Storing and Handling Cream
To store cream, keep it refrigerated in its closed container at 40°F or lower. It should be used within one week. Ultrapasteurized cream keeps several weeks longer, but once opened, it should be handled like pasteurized cream. Freezing is not recommended for unwhipped cream, but once whipped, cream may be frozen. Place dollops of whipped cream on waxed paper and freeze. When frozen, wrap individually for use as needed.
Commonly Asked Questions About Cream
- How Much Whipping Cream Equals Whipped Cream?
One cup of whipping cream equals 2 cups of whipped cream.
- What Can I Do to Make Cream Whip Better?

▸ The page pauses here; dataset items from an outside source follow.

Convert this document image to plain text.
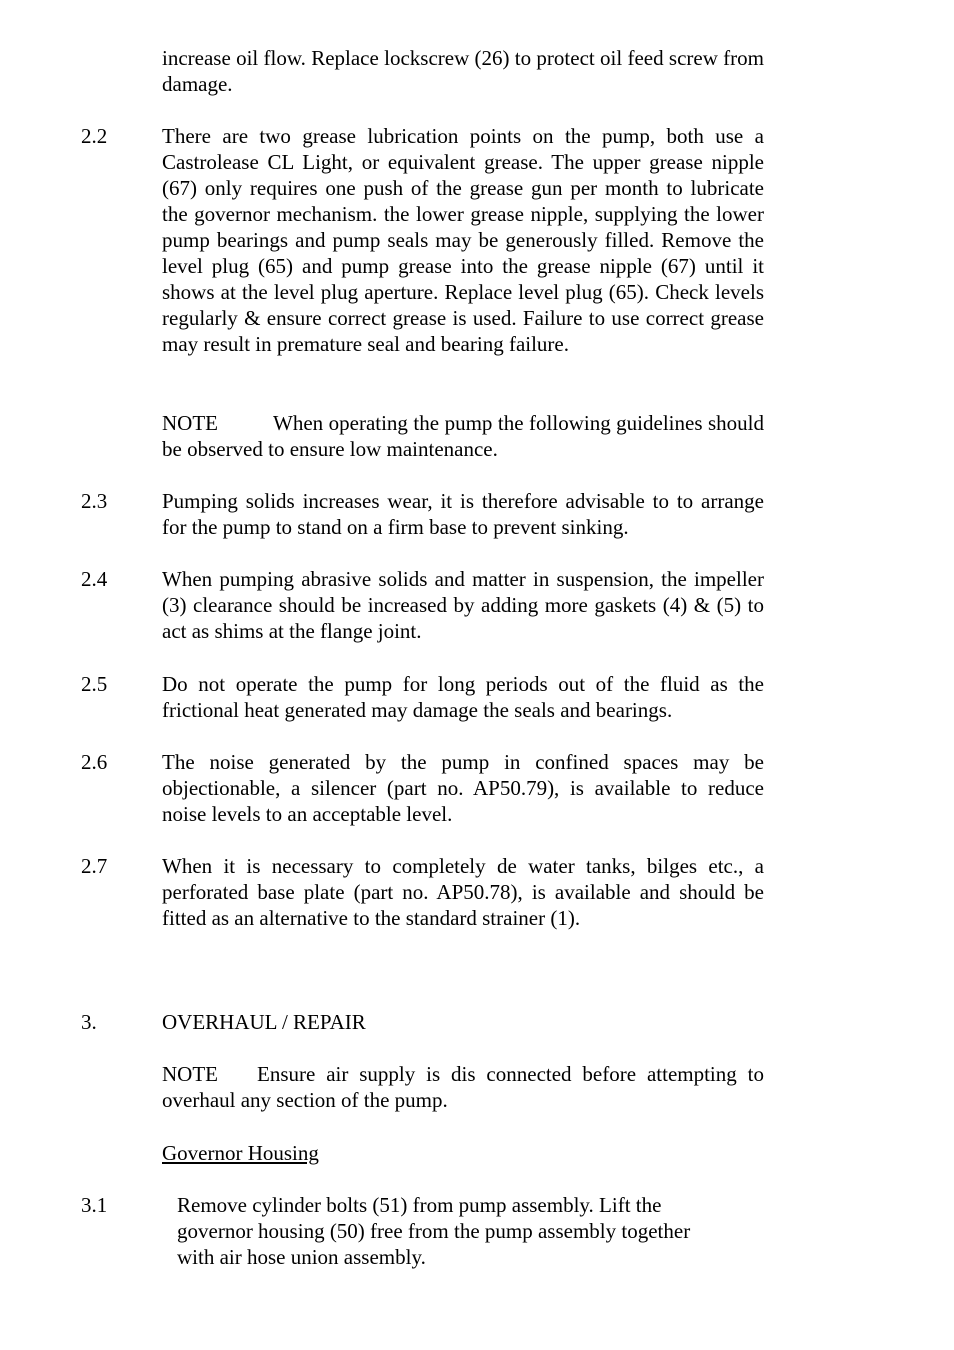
increase oil flow. Replace lockscrew (26) to protect oil feed screw from damage.
2.2	There are two grease lubrication points on the pump, both use a Castrolease CL Light, or equivalent grease. The upper grease nipple (67) only requires one push of the grease gun per month to lubricate the governor mechanism. the lower grease nipple, supplying the lower pump bearings and pump seals may be generously filled. Remove the level plug (65) and pump grease into the grease nipple (67) until it shows at the level plug aperture. Replace level plug (65). Check levels regularly & ensure correct grease is used. Failure to use correct grease may result in premature seal and bearing failure.
NOTE	When operating the pump the following guidelines should be observed to ensure low maintenance.
2.3	Pumping solids increases wear, it is therefore advisable to to arrange for the pump to stand on a firm base to prevent sinking.
2.4	When pumping abrasive solids and matter in suspension, the impeller (3) clearance should be increased by adding more gaskets (4) & (5) to act as shims at the flange joint.
2.5	Do not operate the pump for long periods out of the fluid as the frictional heat generated may damage the seals and bearings.
2.6	The noise generated by the pump in confined spaces may be objectionable, a silencer (part no. AP50.79), is available to reduce noise levels to an acceptable level.
2.7	When it is necessary to completely de water tanks, bilges etc., a perforated base plate (part no. AP50.78), is available and should be fitted as an alternative to the standard strainer (1).
3.	OVERHAUL / REPAIR
NOTE Ensure air supply is dis connected before attempting to overhaul any section of the pump.
Governor Housing
3.1	Remove cylinder bolts (51) from pump assembly. Lift the
governor housing (50) free from the pump assembly together
with air hose union assembly.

Both the amount of fat in cream and its temperature influence how well cream whips. Heavy whipping cream increases more in volume than light whipping cream. And light whipping cream whips to a greater volume than light cream. For best whipping results, choose a cream with a high fat content. Because the fat content of cream can vary among different brands, check product labels. Storing cream in the refrigerator for several hours and chilling the whipping bowl and beaters for 30 minutes in the freezer improve cream's whipping quality. If using an electric beater, chill only the detachable metal beaters. For best whipping results, cream should be as fresh as possible.

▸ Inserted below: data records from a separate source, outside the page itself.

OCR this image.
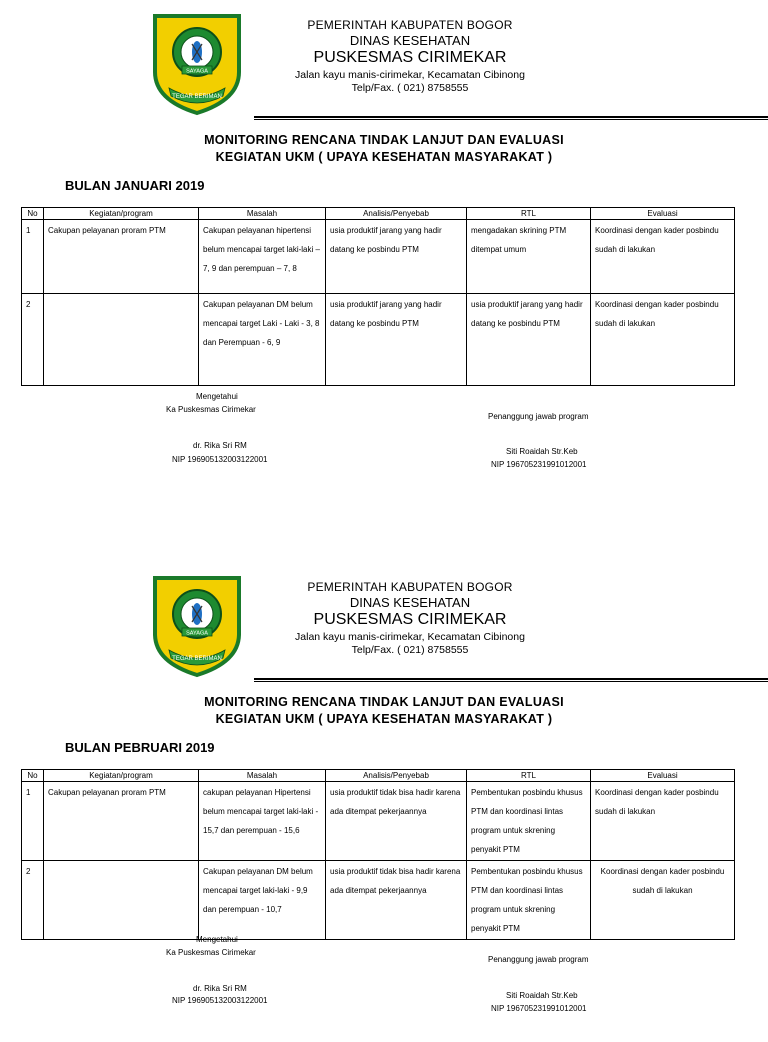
SAYAGA
TEGAR BERIMAN
PEMERINTAH KABUPATEN BOGOR
DINAS KESEHATAN
PUSKESMAS CIRIMEKAR
Jalan kayu manis-cirimekar, Kecamatan Cibinong
Telp/Fax. ( 021) 8758555
MONITORING RENCANA TINDAK LANJUT DAN EVALUASI
KEGIATAN UKM ( UPAYA KESEHATAN MASYARAKAT )
BULAN JANUARI 2019
No	Kegiatan/program	Masalah	Analisis/Penyebab	RTL	Evaluasi
1	Cakupan pelayanan proram PTM	Cakupan pelayanan hipertensi belum mencapai target laki-laki – 7, 9 dan perempuan – 7, 8	usia produktif jarang yang hadir datang ke posbindu PTM	mengadakan skrining PTM ditempat umum	Koordinasi dengan kader posbindu sudah di lakukan
2		Cakupan pelayanan DM belum mencapai target Laki - Laki - 3, 8 dan Perempuan - 6, 9	usia produktif jarang yang hadir datang ke posbindu PTM	usia produktif jarang yang hadir datang ke posbindu PTM	Koordinasi dengan kader posbindu sudah di lakukan
Mengetahui
Ka Puskesmas Cirimekar
dr. Rika Sri RM
NIP 196905132003122001
Penanggung jawab program
Siti Roaidah Str.Keb
NIP 196705231991012001
SAYAGA
TEGAR BERIMAN
PEMERINTAH KABUPATEN BOGOR
DINAS KESEHATAN
PUSKESMAS CIRIMEKAR
Jalan kayu manis-cirimekar, Kecamatan Cibinong
Telp/Fax. ( 021) 8758555
MONITORING RENCANA TINDAK LANJUT DAN EVALUASI
KEGIATAN UKM ( UPAYA KESEHATAN MASYARAKAT )
BULAN PEBRUARI 2019
No	Kegiatan/program	Masalah	Analisis/Penyebab	RTL	Evaluasi
1	Cakupan pelayanan proram PTM	cakupan pelayanan Hipertensi belum mencapai target laki-laki - 15,7 dan perempuan - 15,6	usia produktif tidak bisa hadir karena ada ditempat pekerjaannya	Pembentukan posbindu khusus PTM dan koordinasi lintas program untuk skrening penyakit PTM	Koordinasi dengan kader posbindu sudah di lakukan
2		Cakupan pelayanan DM belum mencapai target laki-laki - 9,9 dan perempuan - 10,7	usia produktif tidak bisa hadir karena ada ditempat pekerjaannya	Pembentukan posbindu khusus PTM dan koordinasi lintas program untuk skrening penyakit PTM	Koordinasi dengan kader posbindu sudah di lakukan
Mengetahui
Ka Puskesmas Cirimekar
dr. Rika Sri RM
NIP 196905132003122001
Penanggung jawab program
Siti Roaidah Str.Keb
NIP 196705231991012001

- Can Ultrapasteurized Cream Be Used to Make Whipped Cream?
Yes, although it takes slightly longer to whip ultrapasteurized cream than regular (pasteurized) whipping cream.
- When Is the Best Time During Whipping to Add Other Ingredients?
Other ingredients such as sugar or vanilla should be added near the end of whipping. If ingredients are added too early, the volume of cream whipped is reduced. If ingredients are added too late, or after the volume of whipped cream has reached its peak, the cream may be overwhipped causing some of it to turn into butter.
- How Can I Prevent Cream from Curdling When Added to Coffee?
To avoid this situation, use fresh cream. As cream ages, its lactic acid content increases. Acid can curdle cream. The acid in coffee, along with coffee's heat, favor curdling of cream.